The opening epistemology: yēthīliyā anubhavēm — kaḷōm jīvē hēm yētasē — by the experience of this place, this comes to be known in the soul. Knowing comes through experience; not through hearsay.
The non-dual claim: dōhīm ṭhāyīm ēka jīva — mājhī kīmva tyā angīm — one jīva in both places — my appeal is in his body. One soul in two places — the bhakta and the Lord share one jīva; the bhakta's appeal arises in the Lord's body too. (Striking-formulation: the kīmva (the imploring-appeal) arises within the Lord himself — the bhakta-and-deity are one-jīva.)

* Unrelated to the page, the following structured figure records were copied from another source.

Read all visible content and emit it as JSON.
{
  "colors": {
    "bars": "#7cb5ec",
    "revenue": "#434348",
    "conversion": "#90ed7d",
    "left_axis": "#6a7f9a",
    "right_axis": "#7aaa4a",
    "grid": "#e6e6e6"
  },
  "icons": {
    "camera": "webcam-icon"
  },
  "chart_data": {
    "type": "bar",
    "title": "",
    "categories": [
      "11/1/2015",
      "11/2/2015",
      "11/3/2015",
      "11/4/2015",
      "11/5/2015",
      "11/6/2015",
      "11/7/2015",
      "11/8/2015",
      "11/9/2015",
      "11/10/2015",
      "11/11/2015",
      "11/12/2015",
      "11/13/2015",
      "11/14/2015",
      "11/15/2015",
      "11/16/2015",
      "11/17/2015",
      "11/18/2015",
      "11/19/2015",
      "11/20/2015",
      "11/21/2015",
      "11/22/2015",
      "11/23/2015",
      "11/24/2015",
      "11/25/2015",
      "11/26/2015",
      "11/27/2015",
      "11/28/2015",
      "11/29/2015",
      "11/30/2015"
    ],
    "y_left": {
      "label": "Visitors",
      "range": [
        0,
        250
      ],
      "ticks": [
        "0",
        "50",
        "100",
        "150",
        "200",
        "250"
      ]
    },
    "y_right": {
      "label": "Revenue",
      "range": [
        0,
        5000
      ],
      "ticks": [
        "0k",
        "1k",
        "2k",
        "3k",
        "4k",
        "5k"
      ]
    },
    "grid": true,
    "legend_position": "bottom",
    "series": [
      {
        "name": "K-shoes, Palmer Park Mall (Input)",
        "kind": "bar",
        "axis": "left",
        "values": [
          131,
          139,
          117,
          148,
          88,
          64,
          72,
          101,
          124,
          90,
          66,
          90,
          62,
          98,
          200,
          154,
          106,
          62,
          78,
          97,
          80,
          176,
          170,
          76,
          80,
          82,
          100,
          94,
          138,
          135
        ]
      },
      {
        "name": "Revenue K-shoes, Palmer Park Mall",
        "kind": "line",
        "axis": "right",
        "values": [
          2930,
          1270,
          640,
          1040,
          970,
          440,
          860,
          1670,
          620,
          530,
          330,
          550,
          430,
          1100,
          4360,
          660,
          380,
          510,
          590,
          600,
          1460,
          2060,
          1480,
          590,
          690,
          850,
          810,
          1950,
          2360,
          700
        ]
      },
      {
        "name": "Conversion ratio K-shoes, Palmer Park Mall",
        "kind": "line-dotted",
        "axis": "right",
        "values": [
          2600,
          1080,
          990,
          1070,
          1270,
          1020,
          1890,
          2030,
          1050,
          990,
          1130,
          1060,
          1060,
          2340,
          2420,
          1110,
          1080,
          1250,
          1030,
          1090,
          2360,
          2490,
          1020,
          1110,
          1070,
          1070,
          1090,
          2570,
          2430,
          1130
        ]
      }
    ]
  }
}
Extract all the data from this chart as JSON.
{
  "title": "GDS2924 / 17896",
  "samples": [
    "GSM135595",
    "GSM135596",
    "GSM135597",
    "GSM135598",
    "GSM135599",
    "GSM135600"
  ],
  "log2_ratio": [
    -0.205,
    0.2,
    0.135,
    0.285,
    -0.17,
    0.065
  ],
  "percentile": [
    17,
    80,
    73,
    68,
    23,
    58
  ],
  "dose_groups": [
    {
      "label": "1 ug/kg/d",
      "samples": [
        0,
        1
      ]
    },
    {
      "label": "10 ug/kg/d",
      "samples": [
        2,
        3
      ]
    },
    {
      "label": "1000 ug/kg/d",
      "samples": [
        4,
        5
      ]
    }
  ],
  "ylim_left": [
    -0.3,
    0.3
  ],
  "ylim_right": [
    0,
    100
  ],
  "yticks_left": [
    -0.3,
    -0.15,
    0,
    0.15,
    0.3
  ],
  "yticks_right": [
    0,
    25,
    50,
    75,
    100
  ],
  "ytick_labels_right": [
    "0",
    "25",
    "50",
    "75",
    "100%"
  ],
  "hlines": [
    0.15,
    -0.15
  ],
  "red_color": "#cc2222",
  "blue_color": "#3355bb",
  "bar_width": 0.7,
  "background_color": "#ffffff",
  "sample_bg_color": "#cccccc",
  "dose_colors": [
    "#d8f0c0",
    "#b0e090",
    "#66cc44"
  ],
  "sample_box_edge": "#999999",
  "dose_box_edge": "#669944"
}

The mystical-feeding: bhūka bhukē chi khā'uni dhāya — nāhīm hāya annācī — hunger eats hunger itself and is fed — no sigh for food. Hunger eats hunger and is satisfied — no need for food (anna). The hunger-feeding-on-hunger image: the longing-itself becomes the food that satisfies the longing. (= the love-hunger is its own satisfaction; hunger consumed by hunger leaves no residual longing-for-anna.)
The closing: sukha jālēm — antara dhālēm tyā guṇē — sukha has come — the antaḥkaraṇa has been satisfied (dhālēm) by that quality. Dhālēm = fed-to-fullness, satisfied to the point of fullness. The antaḥkaraṇa has been fed-full by that very quality (= the longing-itself).
This abhang's central image — bhūka bhukē chi khā'uni dhāya — is one of Tukaram's strongest mystical-paradox lines: the hunger consumes the hunger and is filled. Compare 1524's thirst-drank-thirst — same paradox-pattern in different register.
[T]
For someone today
For today: by the experience of this place, this comes to be known in the soul; one jīva in both places — my appeal arises in his body too; hunger eats hunger itself and is fed — there is no sigh for food; Tuka says — sukha has come, the inner-being has been satisfied to fullness by that quality.
Where this applies
- Experience-here-knowing-comes-in-soul.* Yēthīla-anubhava-jīvē-kaḷōm.
- One-jīva-in-both-places-appeal-in-his-body.* Dōhīm-ṭhāyīm-ēka-jīva-kīmva-angīm.
- Hunger-eats-hunger-and-is-fed.* Bhūka-bhukē-khā'uni-dhāya.
- Sukha-comes-antaḥkaraṇa-satisfied.* Sukha-antara-dhālēm.